The vampire queen cocked her head in my direction but betrayed no surprise. She blinked out of existence again. I flung Grasscutter in front of me. The vampire appeared just out of reach with the sword buried in her shoulder. I pulled two wooden stakes from my hoodie pocket and drove them into the vampire’s chest. Her black eyes bore into mine. She grabbed me by the throat and lifted me off the ground. My airway closed. My plan to decapitate her with Grasscutter disappeared, replaced by panic racking my body. I tore my sword from the vampire and cut off her arm. The vampire queen’s grip on my trachea tightened. I clawed at her fingers. The vampire’s papery flesh crumbled in my hands. I backed away from the vampire. She flicked her remaining hand and a ring of fire sprang up around us. She prowled with calm, slow steps in my direction.
Lights erupted above my house. Bluish beams centered on the vampire. Her skin cracked and burned into blackened dust. People in black combat gear rappelled into the yard and fell into formation surrounding the vampire queen and me. A man dropped from above and landed half-kneeling between her and me. He drew a massive gun from under his flowing, black trench coat.

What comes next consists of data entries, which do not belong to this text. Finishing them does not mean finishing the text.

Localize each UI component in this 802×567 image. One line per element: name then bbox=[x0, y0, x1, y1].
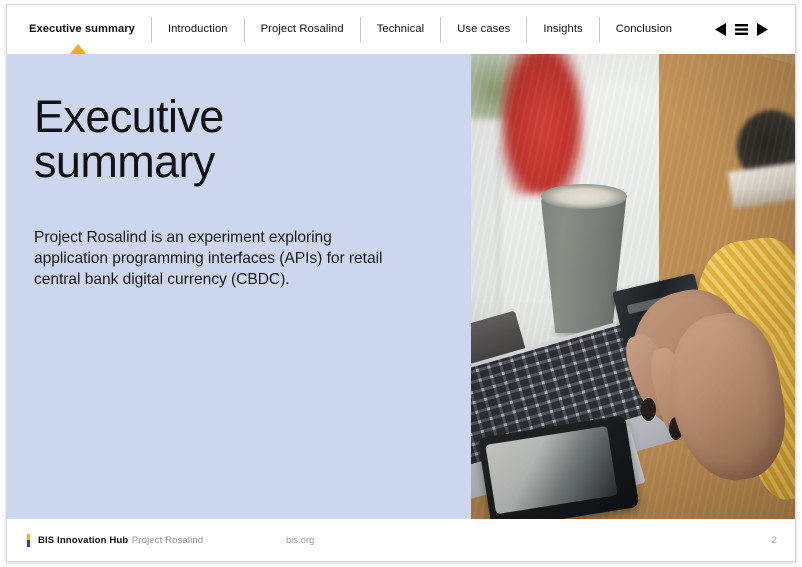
tab-technical[interactable]: Technical bbox=[361, 17, 441, 42]
footer-project: Project Rosalind bbox=[131, 534, 204, 546]
slide-photo bbox=[471, 54, 795, 519]
slide-controls bbox=[714, 22, 781, 37]
slide-content: Executive summary Project Rosalind is an… bbox=[7, 54, 795, 519]
slide-navigation-bar: Executive summary Introduction Project R… bbox=[7, 5, 795, 55]
nav-tab-list: Executive summary Introduction Project R… bbox=[25, 17, 688, 42]
footer-organisation: BIS Innovation Hub bbox=[38, 534, 129, 546]
page-title-line-1: Executive bbox=[34, 91, 224, 142]
tab-project-rosalind[interactable]: Project Rosalind bbox=[245, 17, 360, 42]
slide-text-panel: Executive summary Project Rosalind is an… bbox=[7, 54, 471, 519]
footer-website[interactable]: bis.org bbox=[286, 535, 314, 545]
footer-page-number: 2 bbox=[771, 534, 777, 546]
page-title-line-2: summary bbox=[34, 135, 215, 187]
menu-icon[interactable] bbox=[734, 22, 749, 37]
photo-laptop-card-desk bbox=[471, 54, 795, 519]
tab-introduction[interactable]: Introduction bbox=[152, 17, 244, 42]
slide-footer: BIS Innovation Hub Project Rosalind bis.… bbox=[7, 519, 795, 561]
tab-insights[interactable]: Insights bbox=[527, 17, 598, 42]
slide-body-text: Project Rosalind is an experiment explor… bbox=[34, 229, 383, 289]
photo-vignette bbox=[471, 54, 795, 519]
page-title: Executive summary bbox=[34, 91, 437, 187]
previous-slide-icon[interactable] bbox=[714, 22, 727, 37]
next-slide-icon[interactable] bbox=[756, 22, 769, 37]
bis-logo-icon bbox=[27, 533, 30, 547]
tab-use-cases[interactable]: Use cases bbox=[441, 17, 526, 42]
tab-conclusion[interactable]: Conclusion bbox=[600, 17, 688, 42]
presentation-slide: Executive summary Introduction Project R… bbox=[6, 4, 796, 562]
tab-executive-summary[interactable]: Executive summary bbox=[25, 17, 151, 42]
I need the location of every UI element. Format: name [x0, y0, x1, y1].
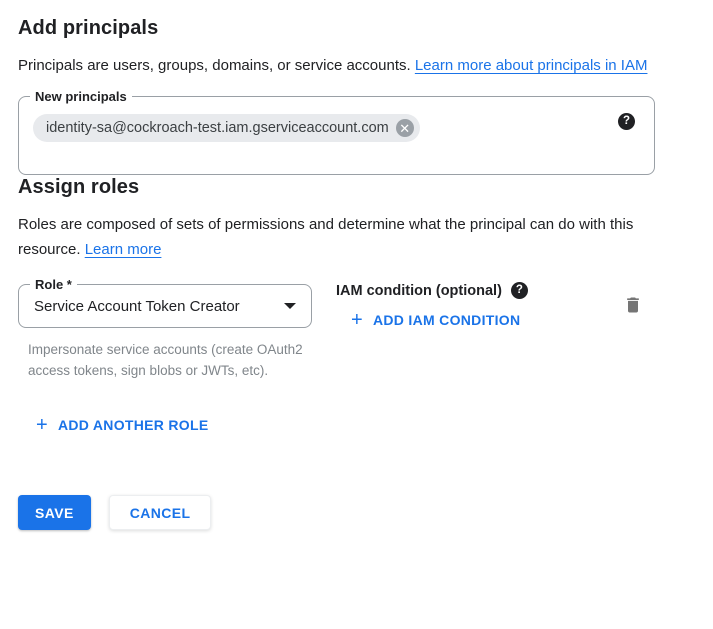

The man leveled his hand cannon at the vampire queen. With the sound of thunder, the vampire’s head burst into a cloud of ash.
The soldiers quickly put out the flames and collected the vampire’s remains. They bound and blindfolded the thralls. Angular, stylized helicopters landed in my uncle’s yard. The soldiers carted their captives into the aircraft.
The man in the trenchcoat turned to face me with his weapon resting across the back of his shoulders. His speckled grey eyes matched his close-cropped, salt-and-pepper hair.
“Leonard?” I asked.
“Mr. Clemens, I presume,” he said in a warm tone.
I jammed my finger in Leonard’s face. “You’re late. You were supposed to arrive two minutes ago.”
“We arrived at the time you instructed.”
“Not by my watch. I almost died.”
“Honestly, this would’ve been easier for the Organization if you had.”
“I’m sure,” I said. “So now what?”
“Everything has been arranged for you to leave and come with us. Legally, you’re moving to a private school on scholarship. Your uncle will have his medical and housing expenses covered. Once we’ve administered an amnesiac to your friend, we can leave.”
Leonard raised an eyebrow. “That was the agreement. We help you. You and your time machine join the Organization.”
“You never said anything about erasing anyone’s memory. I damn sure didn’t agree to it.”
“Only of the last twenty-four hours.”
“Which would achieve nothing since he’s known about the time machine and my abilities for almost a year. Just leave his and my uncle’s brains alone.”
“Fine,” Leonard said. “We’ll leave him be. You have forty-eight hours to get your life in order. I’ll be back for you then.”
Leonard stepped into one of the aircraft on my lawn. As it lifted into the air without a sound, Leonard shouted, “Welcome to the Organization, Mr. Clemens.”